Caregiving is a demanding role and, too often, caregivers sacrifice their own needs and wants to ensure their loved one is safe and secure. But it’s important for caregivers to maintain their own health routines and continue to feed their spirit, including connecting with family and friends. The holidays are often a time when people gather to celebrate and spend time with others. If you’re used to entertaining during the holiday season, don’t let your caregiving duties stand in the way. You may need to make some adjustments, but it’s important to continue living your life outside of your caregiver role. Here are some tips to make a holiday party successful when caring for someone with Alzheimer’s.

Adjust your expectations

People with Alzheimer’s usually do best when a routine is maintained – and the holidays are anything but routine. If you are a family caregiver, you are the best judge of the limits you need to set. The Alzheimer’s Association points out that your situation is different now, and you don’t have to live up to the expectations of others. Accept the fact that many family traditions may need a little tweaking in order to accommodate your current situation.

Keep the gathering small

Large crowds can be very confusing and upsetting to someone with Alzheimer’s, so it’s best to keep the gathering more intimate. Instead of a party with people milling about, you may want to have a sit-down dinner. If caregiving has reduced the amount of time you have to prepare, make it a potluck.

Prepare guests on what to expect

Let your guests know what they can expect with your loved one. “She may not recognize you” and “She may act out in strange ways” will help your guests understand the toll the disease has taken and not to be offended or take it personally. Let your guests know that even if it appears your loved one doesn’t seem to know what’s going on, that their presence does, in fact, make a difference and that time spent together will be meaningful for him or her.
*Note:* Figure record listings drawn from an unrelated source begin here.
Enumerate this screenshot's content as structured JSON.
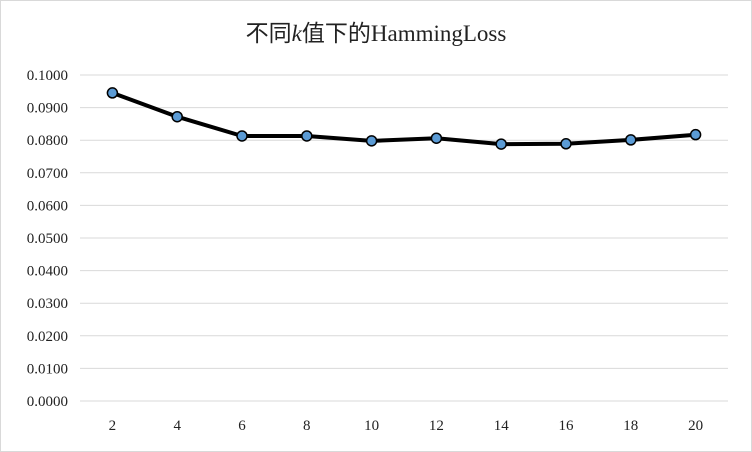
{
  "chart_data": {
    "type": "line",
    "title": {
      "prefix": "不同",
      "italic": "k",
      "suffix": "值下的HammingLoss"
    },
    "xlabel": "",
    "ylabel": "",
    "x": [
      2,
      4,
      6,
      8,
      10,
      12,
      14,
      16,
      18,
      20
    ],
    "series": [
      {
        "values": [
          0.0945,
          0.0872,
          0.0813,
          0.0813,
          0.0798,
          0.0806,
          0.0788,
          0.0789,
          0.0801,
          0.0817
        ]
      }
    ],
    "ylim": [
      0.0,
      0.1
    ],
    "yticks": [
      "0.0000",
      "0.0100",
      "0.0200",
      "0.0300",
      "0.0400",
      "0.0500",
      "0.0600",
      "0.0700",
      "0.0800",
      "0.0900",
      "0.1000"
    ],
    "xticks": [
      "2",
      "4",
      "6",
      "8",
      "10",
      "12",
      "14",
      "16",
      "18",
      "20"
    ],
    "grid": true,
    "legend": "none",
    "colors": {
      "line": "#000000",
      "marker_fill": "#5b9bd5",
      "marker_edge": "#000000",
      "grid": "#d9d9d9"
    }
  }
}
Involve your loved one in the preparations

Make sure you include your loved one in preparing for the event. This will help them be prepared, so when guests show up, they won’t be overwhelmed. This will also give them a sense of purpose as well as a stake in having the event be a success. If they like to cook, invite them to help and have them decorate the table. If there’s going to be a gift exchange, have them wrap gifts.

Be flexible

If your loved one becomes overwhelmed, have a quiet space ready where they can go. If they start acting out in a way that’s inappropriate, be prepared and have a plan of action ready.

Give appropriately

If guests are bringing gifts, make sure they bring gifts that are appropriate for your loved one’s new situation. Framed pictures with that person with your loved one may stimulate memories and allow for reminiscing. A gift certificate at a hair or nail salon can make the person feel pampered and cared for. Anything that stimulates the senses is a good gift and can include home-baked cookies or soaps and shampoos. Soft, comfortable clothing that’s easy to put on and take off is also a good choice.

Consider getting outside help

At LifeCare Advocates, we have extensive experience guiding families during the holidays or any time of year. Our care managers can provide an objective, professional assessment of your elder loved ones’ care needs, provided in a gentle, caring manner focused on building a relationship with the elder. We are skilled at presenting our assessment and recommendations to families or other care providers who may be in disagreement, and assisting these groups in coming to consensus about the elder’s best interest, safety, and well-being.

With a little patience and preparation, holiday entertaining can still be an enjoyable time. Enjoy the season!